Mientras se hablaba de los niños o del deporte, desaparece el debate sobre la ausencia de planes para empezar a levantar la economía, que es la verdadera cuestión que tenemos delante. He repetido en estas mismas páginas que no vale la pena llorar por la leche derramada - ya llegará el momento de pasar cuentas- pero sí hay que exigir con rotundidad al Gobierno una actitud razonable para lo que vendrá, porque se necesita a toda costa trazar un plan claro para recuperar cuanto antes la actividad económica. El daño que está causando este virus va a ser colosal, tanto que vamos a tener que usar el dicho de "¡más se perdió por la pandemia!" como nuestros abuelos citaban el desastre de Cuba para relativizar un descalabro extraordinario. La presidenta del Banco Central Europeo hablaba de una pérdida de riqueza que en el peor de los casos puede llegar al 15%, una cifra de un país devastado, que necesita al menos una década de crecimiento sano para recuperarse. Es decir, diez años de retraso para volver donde estábamos. Dos décadas acumuladas de retroceso y herencia envenenada en forma de deuda para los "millenials" que van a pagar esto toda su vida activa.

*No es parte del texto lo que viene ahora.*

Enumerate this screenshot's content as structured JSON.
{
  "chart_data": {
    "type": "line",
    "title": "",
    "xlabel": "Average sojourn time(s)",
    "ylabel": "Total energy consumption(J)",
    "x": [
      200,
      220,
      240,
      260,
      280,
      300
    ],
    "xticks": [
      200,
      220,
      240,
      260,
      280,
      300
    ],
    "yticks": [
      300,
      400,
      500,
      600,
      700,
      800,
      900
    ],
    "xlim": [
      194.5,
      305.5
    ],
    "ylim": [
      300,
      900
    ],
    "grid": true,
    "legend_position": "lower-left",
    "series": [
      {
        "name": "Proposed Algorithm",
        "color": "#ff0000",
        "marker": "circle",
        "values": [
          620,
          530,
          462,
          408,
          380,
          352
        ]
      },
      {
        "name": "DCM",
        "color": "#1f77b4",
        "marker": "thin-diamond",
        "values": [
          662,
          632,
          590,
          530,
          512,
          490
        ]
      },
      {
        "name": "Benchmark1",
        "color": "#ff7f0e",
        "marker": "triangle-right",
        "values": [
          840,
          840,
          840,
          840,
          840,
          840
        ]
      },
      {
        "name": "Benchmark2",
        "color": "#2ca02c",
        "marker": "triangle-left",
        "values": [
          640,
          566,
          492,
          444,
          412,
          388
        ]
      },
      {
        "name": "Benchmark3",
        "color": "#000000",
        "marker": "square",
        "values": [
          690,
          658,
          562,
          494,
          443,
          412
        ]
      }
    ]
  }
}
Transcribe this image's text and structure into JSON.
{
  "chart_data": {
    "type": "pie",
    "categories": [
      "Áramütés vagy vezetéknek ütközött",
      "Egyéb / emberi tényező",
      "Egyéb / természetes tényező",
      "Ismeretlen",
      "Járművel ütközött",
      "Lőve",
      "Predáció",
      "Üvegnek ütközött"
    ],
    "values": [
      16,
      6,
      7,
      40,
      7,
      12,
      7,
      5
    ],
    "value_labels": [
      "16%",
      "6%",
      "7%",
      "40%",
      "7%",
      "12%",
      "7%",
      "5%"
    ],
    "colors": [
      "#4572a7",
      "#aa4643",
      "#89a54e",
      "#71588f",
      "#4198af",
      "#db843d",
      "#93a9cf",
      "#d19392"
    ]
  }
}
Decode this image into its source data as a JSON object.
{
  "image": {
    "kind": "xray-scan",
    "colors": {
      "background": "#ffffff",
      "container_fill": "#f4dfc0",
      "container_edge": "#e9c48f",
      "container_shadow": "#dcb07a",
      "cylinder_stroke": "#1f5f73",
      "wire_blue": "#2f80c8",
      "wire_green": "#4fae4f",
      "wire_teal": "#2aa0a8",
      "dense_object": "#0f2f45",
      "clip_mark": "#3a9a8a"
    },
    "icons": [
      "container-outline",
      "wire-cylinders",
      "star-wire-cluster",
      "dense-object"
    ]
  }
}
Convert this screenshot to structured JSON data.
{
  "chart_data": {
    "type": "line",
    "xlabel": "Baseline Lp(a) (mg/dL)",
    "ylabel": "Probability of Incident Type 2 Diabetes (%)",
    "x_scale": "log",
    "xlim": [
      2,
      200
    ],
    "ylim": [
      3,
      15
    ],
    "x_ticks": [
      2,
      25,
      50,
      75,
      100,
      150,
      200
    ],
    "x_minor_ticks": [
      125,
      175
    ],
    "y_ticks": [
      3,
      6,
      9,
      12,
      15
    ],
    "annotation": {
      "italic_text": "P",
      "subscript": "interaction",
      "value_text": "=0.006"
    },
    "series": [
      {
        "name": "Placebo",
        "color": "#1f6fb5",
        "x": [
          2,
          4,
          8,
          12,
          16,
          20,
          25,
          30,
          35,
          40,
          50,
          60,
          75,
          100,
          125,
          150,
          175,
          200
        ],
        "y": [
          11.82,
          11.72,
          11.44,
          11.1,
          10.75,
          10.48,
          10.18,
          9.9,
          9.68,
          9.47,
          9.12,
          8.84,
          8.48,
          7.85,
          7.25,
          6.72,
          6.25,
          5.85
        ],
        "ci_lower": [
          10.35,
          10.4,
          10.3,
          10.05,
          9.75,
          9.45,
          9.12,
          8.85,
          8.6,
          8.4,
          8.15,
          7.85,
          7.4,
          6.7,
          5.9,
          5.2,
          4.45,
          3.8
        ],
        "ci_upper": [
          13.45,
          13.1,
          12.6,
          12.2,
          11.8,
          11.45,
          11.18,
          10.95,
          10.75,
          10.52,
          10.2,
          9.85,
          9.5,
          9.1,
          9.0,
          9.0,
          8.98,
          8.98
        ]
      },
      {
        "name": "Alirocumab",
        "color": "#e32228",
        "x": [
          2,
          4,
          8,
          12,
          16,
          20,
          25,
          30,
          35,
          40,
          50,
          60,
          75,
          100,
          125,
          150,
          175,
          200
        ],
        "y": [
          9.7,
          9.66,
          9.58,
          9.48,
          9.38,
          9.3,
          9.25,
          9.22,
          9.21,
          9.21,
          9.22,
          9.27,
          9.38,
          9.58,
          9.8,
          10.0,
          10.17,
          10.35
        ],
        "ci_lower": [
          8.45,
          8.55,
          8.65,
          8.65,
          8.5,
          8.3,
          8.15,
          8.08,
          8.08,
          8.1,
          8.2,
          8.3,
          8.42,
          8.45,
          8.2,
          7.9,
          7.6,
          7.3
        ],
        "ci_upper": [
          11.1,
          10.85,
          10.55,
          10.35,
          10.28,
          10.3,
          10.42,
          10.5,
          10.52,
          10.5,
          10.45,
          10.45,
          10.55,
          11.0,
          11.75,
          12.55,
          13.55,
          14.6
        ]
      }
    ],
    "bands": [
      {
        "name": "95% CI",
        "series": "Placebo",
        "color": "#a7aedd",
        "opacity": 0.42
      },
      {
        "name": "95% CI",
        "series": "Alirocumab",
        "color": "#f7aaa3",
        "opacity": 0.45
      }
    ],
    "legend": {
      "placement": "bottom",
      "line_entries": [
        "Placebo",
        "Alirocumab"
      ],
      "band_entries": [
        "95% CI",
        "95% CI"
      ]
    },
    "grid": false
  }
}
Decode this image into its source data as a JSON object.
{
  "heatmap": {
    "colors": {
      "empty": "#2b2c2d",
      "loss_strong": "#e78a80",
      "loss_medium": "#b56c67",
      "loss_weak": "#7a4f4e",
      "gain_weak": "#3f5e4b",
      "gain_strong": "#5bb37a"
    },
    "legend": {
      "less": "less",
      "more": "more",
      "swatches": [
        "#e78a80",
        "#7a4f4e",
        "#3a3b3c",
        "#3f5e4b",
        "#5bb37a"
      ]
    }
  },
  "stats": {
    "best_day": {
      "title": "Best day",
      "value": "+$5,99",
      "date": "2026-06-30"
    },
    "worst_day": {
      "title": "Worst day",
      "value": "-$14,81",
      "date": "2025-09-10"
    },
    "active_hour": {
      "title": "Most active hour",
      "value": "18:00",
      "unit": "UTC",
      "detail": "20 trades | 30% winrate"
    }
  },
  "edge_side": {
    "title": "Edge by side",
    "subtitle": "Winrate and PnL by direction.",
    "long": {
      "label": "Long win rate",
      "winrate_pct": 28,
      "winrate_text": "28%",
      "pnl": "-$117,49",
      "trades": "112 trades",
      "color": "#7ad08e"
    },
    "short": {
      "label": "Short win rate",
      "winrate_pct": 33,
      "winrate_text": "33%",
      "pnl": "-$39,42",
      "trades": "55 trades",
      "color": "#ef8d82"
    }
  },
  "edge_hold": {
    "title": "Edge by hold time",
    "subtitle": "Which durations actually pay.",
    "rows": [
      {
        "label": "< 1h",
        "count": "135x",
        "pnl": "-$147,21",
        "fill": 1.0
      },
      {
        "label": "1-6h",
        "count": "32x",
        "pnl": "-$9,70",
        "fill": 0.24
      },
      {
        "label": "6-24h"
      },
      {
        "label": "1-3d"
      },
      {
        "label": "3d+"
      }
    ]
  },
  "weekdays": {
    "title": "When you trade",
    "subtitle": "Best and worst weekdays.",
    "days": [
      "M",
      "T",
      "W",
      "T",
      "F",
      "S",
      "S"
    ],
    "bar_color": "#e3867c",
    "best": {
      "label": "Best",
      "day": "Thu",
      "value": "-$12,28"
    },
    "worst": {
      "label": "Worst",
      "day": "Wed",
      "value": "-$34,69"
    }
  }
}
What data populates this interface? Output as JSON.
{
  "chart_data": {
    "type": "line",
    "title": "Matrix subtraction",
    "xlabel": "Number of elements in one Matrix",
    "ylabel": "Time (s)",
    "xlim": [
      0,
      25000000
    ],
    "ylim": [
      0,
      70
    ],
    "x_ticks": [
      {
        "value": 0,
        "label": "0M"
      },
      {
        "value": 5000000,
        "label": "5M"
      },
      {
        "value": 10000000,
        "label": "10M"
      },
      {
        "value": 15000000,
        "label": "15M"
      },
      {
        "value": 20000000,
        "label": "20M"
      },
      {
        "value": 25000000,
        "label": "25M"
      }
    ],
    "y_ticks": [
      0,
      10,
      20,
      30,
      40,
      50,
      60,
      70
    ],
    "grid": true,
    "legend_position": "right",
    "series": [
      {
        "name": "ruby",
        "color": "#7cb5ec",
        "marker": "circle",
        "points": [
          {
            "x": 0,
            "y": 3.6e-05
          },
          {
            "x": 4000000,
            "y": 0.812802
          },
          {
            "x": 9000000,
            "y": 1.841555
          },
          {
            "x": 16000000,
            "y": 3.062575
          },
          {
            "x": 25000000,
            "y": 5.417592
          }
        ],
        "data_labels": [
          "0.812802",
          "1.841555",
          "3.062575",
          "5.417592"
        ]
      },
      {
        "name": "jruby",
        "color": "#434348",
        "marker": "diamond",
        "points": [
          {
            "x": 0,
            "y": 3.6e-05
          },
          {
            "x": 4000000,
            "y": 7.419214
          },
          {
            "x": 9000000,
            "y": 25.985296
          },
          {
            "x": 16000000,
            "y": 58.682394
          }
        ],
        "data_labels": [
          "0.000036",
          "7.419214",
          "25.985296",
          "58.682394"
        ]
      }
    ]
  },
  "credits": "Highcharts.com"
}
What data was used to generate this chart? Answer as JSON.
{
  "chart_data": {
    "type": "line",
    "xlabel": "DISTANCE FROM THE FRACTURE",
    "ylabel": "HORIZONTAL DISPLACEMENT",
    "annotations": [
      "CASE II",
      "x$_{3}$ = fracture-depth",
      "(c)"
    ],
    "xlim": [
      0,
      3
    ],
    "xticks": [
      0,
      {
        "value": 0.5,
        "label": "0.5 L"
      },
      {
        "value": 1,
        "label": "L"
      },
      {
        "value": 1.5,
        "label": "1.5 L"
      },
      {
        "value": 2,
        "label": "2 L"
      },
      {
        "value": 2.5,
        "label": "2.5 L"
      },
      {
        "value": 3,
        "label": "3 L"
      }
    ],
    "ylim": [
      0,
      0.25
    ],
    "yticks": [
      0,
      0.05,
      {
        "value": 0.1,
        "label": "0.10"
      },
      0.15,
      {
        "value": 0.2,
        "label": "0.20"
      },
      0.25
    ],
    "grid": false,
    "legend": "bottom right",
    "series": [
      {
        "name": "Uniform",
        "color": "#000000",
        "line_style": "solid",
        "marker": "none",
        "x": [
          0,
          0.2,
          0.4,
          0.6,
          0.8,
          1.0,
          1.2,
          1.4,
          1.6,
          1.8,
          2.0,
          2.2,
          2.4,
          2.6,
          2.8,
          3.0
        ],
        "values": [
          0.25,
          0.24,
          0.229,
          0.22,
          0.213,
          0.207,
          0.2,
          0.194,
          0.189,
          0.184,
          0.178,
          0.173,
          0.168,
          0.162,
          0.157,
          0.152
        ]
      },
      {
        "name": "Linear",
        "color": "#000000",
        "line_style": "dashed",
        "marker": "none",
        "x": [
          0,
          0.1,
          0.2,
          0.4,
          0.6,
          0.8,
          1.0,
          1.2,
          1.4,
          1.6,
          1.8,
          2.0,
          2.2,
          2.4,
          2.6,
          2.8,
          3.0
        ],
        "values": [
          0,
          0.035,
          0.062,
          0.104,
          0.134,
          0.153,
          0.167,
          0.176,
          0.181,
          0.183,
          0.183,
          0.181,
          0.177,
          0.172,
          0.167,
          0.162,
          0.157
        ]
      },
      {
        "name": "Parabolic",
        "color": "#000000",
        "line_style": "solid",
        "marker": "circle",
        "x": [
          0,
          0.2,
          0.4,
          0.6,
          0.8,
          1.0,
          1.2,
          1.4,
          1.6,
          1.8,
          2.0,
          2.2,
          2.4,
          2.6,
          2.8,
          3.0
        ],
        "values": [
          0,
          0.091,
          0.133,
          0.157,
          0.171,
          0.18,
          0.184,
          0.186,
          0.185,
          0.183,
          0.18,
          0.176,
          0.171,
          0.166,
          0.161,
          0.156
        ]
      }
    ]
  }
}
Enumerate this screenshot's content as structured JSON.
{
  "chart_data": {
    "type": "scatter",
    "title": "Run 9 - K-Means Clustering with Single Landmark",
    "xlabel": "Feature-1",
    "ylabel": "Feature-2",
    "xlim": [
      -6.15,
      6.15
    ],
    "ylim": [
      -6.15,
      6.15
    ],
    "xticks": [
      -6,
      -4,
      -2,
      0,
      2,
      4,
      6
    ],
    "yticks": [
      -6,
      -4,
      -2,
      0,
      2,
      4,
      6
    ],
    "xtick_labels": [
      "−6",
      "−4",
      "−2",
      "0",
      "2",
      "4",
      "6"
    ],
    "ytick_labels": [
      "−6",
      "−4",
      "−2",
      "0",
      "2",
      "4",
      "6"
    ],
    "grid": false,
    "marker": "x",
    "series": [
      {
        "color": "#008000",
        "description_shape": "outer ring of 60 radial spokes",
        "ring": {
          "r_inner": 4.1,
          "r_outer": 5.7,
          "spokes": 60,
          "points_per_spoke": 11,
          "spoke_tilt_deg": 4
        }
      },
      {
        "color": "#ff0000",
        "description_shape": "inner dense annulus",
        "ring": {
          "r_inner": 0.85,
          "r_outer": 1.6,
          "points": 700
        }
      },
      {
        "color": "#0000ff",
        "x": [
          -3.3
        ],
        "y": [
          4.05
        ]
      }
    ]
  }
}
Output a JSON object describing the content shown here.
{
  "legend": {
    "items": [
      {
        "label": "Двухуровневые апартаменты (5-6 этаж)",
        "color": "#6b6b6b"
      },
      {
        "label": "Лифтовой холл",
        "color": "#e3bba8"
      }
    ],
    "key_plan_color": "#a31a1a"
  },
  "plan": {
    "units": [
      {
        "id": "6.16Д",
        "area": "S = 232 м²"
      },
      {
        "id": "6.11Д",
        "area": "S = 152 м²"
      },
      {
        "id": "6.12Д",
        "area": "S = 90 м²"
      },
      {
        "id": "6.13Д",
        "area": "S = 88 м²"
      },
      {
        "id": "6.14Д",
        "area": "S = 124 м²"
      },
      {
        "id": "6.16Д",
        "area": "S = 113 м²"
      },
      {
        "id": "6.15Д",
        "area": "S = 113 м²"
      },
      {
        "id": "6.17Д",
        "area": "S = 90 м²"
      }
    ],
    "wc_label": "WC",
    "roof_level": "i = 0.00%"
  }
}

El Gobierno no habla de los millones de test que se necesitarán para poder hacer un seguimiento de posibles rebrotes de la epidemia, ni escucha a los empresarios que por su cuenta han empezado ya a desarrollar medidas para prepararse a una vuelta a la actividad protegiendo a los empleados. De eso no se sabe nada de nada. En su lugar, la única estrategia que ha desarrollado el Gobierno ha sido la del miedo. Ese miedo que de tanto dar vueltas a la misma idea se transforma en angustia, siempre propicia para paralizarnos.

A pesar de esa ristra de prohibiciones exageradas e incomprensibles, los ciudadanos se comporta de forma ejemplar. Todo el mundo cumple con lo que se le exige, sonríe cuando puede y aplaude a las ocho de la noche con emoción. Los ciudadanos han sido tan solícitos con el Gobierno que, si uno no leyese lo que se dice en las redes sociales, pensaría que nos hemos convertido en japoneses. Entonces, ¿por qué es tan importante denunciar que están jugando con nosotros a costa de los paseos de los niños? Precisamente por eso, porque creo que es un ejemplo de experimento colectivo, con el que alguien está midiendo hasta dónde llegan las tragaderas de la sociedad. Y lo peor es que creo que están descubriendo que cuando estamos atemorizados son muy amplias. Reconozco que eso a mí me da más miedo que la covid-19.